Friday, November 18, 2011

New sculpture

   So it has been a little bit since I've posted pictures of what I'm working, so I thought I'd do that now.   This is a picture of a fellow student wearing a piece I made.  The piece, though small represents one of my new concepts.  (New as in this year.)  It is part animal in shape, and part armor.  This ambiguous-ness between technology and nature is a common theme for me.
   The next piece can be looked at as ribs or spines, or even an insect.  Each steel rod was hammered to shape and then welded to the steel base. There is this progressive curve created through the shape of the ribs.  Its about 6 feet in length and about 2 feet tall.  This is my first welding project here at school and has given me a fair amount of practice.  I engineered the piece to have the welds out of view in case they were sloppy, as well as to remove the construction of the piece from the context of the work.  This piece is still being worked on, though the last few things are finishing touches.

   This thing hanging on my wall is a piece made of tape and wooden dowel rods.  Again exploring line as a way to create movement and progression within a piece, but adding ideas of cellular or plant-like growth to it.  I also wanted to make something outside of metal, and this is very transportable and does not require the same stamina and energy to work on as the steel work.  I am planning to fill the entire studio wall with this, and have been spyed at coffee shops and riding shotgun to Los Angeles while working on this in my lap.  I am making about a yard at a time.  This represents about 5 yards.  The spacing between the dowel rods varies but the "height" remains constant.  I'd like to take the finished version of this and do some guerrilla photographs at a corporate building lobby, maybe a bridge or piece of architecture. 
   So that's what is going on in my studio.  I am nearing the end of my first semester at Claremont and am planning on utilizing winter break as a time for major production in the studio, along with reading a lot.

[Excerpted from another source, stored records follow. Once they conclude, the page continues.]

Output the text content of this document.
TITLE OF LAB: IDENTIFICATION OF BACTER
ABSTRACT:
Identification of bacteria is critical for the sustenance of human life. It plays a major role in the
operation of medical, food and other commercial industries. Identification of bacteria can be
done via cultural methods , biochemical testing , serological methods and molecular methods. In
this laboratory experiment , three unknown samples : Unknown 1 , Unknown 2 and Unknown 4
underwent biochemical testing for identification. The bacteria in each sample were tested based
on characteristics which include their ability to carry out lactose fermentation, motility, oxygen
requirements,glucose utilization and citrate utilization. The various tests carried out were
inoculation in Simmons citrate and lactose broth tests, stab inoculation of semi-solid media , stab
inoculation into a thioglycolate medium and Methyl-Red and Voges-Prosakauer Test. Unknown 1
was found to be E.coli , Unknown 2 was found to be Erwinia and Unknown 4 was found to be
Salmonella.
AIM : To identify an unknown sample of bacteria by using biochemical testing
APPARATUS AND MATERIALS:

Wednesday, November 16, 2011

Grant Funded!

Good News Everyone!  My research/reading group proposal was approved and is now grant supported.  In case you missed that post, its called Methods Of Innovation: The Process of Gaining Inspiration From the Other Side (a few entries back).  Please contact me if you are interested in attending.  Even if you are not a CGU student, I am interested in getting representation from different fields to provide balance to the group (writers, actors, dancers, musicians, historians, philosophers, physicists, anyone in biological/medical/chemical sciences, architecture, engineering, mathematics, and anyone with proficiency in any other subject.  I am also seeking special guest speakers, suggestions on books, articles, film clips, etc. that might inspire people.  I can send you the full syllabus to review.

Tuesday, November 1, 2011

Art All Stars

I got to meet one of the biggest names in contemporary painting this past weekend.  CHUCK CLOSE!!!  I went with some friends to an opening for him at Blum & Poe, the first in a while in the LA area. I got to tell him a story about being yelled at by security guards at the National Gallery in DC, when trying to inspect one of his paintings.  The painting was Fannie, and its a portrait of an old woman made entirely of thumbprints.  I was 14 or so, and was leaning in to see this wrinkle in her clothes.  He told me that happens to him a lot.  I went with a few school friends and respective spouses who shot a picture of us with him.  We were all gushing, because we are art students and have all studied painting.  That's me on the left, with Chuck in the middle, Kristen, and Stephanie on the far right.  The painting behind him is one of his self portraits.  For those of you who don't know his work, Close has a rare condition called face blindness, where he can't recognize faces.  He started painting portraits of people using a grid system to blow their faces up to larger-than-life size as a way to help him remember the faces.  He's famous for the size of the paintings, as well as this 1970's aesthetic of the portraits.  In another room of the gallery there were some paint on paper pieces done with colored dots.  He layered the colored dots with smaller one of contrasting colors to really help push the effect: a newspaper-print looking painting.